GNV Breakable Hearts founder and operator Juliana Talamo was similarly inspired. She makes the large chocolate hearts in gift boxes that come with customized messaging on the chocolate and are filled other goodies.
“Throughout quarantine I saw a lot of people post really cute videos of their small businesses and one of them was breakable hearts,” Talamo said of the product described as “edible pinatas.” “I realized it was really hard to find someone who makes them and that there was a demand, so I first started making them in Key Largo for Father’s Day this year and then picked them back up in Gainesville when classes started.”
Talamo said social media-based businesses like hers can be tricky, however, especially when trying to reach certain demographics of customers.
“It’s not easy to reach all demographics,” she said. “I can reach students easily but not parents. That’s a little harder.”
Social media savvy
Bernabe said part of her journey with a business that lives entirely on social media has been learning which sites her customer base uses more and trying to integrate that into the way she runs her business. She said many of her customers use Instagram’s parent site, Facebook, and that she had to learn to cater her content more towards her customers’ preferred method of getting information.
“A lot of the time, they want to see more engagement on my Facebook page, and my engagement is mostly on my Instagram page,” she said.
Bernabe’s customer base is mostly parents of UF students, and she said it has been a learning process trying to balance her social media methods and the wants of her customers.
Bernabe said that the short form content utilized in making Instagram Reels has helped her grow her Instagram client base. Haas said being aware of the different facets of social media engagement can be tricky but is essential to growing a social media based business like hers.
“The key is understanding the rules, which may change overnight, as well as algorithms, content creation and ways to connect with your followers,” Haas said.
Haas said social media can be a large task in and of itself, and matching content to Instagram’s algorithm can be particularly tricky. Bernabe echoed this. She said she has had to learn the different tricks of Instagram content to reach her intended followers and business clientele.
“Sometimes it’s really hard,” she said, “and I think some of the most effective ways are making Reels or making Stories, and usually you get a lot of engagement from those kinds of posts.”
Satisfying customer interaction
All three women cited social media as a unique way to interact with customers and other small businesses. Haas said this is a part of her business that she considers a unique perk.
“You can connect with people from all over the world,” she said, “ and you can cross-promote and network with others who have complementary businesses.”

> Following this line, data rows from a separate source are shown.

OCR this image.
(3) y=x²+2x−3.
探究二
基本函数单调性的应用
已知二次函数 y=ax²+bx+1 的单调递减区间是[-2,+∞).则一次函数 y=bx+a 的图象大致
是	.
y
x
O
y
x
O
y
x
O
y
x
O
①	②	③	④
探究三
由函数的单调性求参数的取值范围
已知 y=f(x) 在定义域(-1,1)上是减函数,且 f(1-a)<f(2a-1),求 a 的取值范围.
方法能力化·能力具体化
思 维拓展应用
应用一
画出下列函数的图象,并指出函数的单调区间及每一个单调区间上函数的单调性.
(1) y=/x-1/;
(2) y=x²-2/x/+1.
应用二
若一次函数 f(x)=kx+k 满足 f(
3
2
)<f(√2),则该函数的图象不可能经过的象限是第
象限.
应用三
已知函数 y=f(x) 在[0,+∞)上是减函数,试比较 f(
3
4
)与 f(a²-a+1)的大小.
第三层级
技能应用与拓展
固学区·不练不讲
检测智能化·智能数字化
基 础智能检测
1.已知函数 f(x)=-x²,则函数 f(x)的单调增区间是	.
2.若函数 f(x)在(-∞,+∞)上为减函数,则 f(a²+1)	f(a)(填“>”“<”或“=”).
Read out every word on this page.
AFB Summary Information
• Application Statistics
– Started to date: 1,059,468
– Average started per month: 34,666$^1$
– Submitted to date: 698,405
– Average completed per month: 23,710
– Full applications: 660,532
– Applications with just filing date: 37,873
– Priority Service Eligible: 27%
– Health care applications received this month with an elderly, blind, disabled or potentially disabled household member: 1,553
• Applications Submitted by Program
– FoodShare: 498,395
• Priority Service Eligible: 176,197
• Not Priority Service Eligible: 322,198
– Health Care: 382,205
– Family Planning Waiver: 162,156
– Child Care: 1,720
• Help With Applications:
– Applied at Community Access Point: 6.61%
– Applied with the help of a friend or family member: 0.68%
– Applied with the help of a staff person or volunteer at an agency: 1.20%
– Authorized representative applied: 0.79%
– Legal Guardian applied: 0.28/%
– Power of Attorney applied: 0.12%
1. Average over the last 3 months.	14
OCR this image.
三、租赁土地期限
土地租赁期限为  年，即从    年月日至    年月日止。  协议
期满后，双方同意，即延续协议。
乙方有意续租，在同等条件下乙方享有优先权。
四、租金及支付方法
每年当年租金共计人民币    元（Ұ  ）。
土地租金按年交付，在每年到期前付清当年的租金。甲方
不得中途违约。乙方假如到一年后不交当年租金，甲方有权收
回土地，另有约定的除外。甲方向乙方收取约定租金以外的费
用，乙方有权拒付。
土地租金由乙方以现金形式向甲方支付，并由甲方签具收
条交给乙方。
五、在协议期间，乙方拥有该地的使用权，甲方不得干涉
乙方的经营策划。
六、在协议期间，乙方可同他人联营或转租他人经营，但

Bernabe said this is part of why getting to turn a hobby into a business has been very rewarding for her. Haas agreed. She said it has brought more joy to her work life.
“It doesn’t feel like work,” she said. “I get unique and specific colors, themes and gift requests, and I love the thrill of the hunt to find those perfect items.”
Despite the novel hardships that come with growing a business and an online presence at the same time, none of the three businesses have future plans to move to a store front. Bernabe said she likes where her business is right now and will see what the future holds when she gets there.
“It is so new, and I’m open to anything going forward,” she said, “but I don’t want to jump the gun.”
Talamo said she also enjoys having her business live on social media.
“Social media suits me,” she said. “It’s easy, super effective, and free.”
Haas said she wants to stay on social media and continue her meaningful engagements with her customers.
“The direct messages and texts I get from grateful and happy parents make it all incredibly rewarding,” she said, “and as a college parent who misses their adult ‘baby’ terribly, I totally relate to my customers.”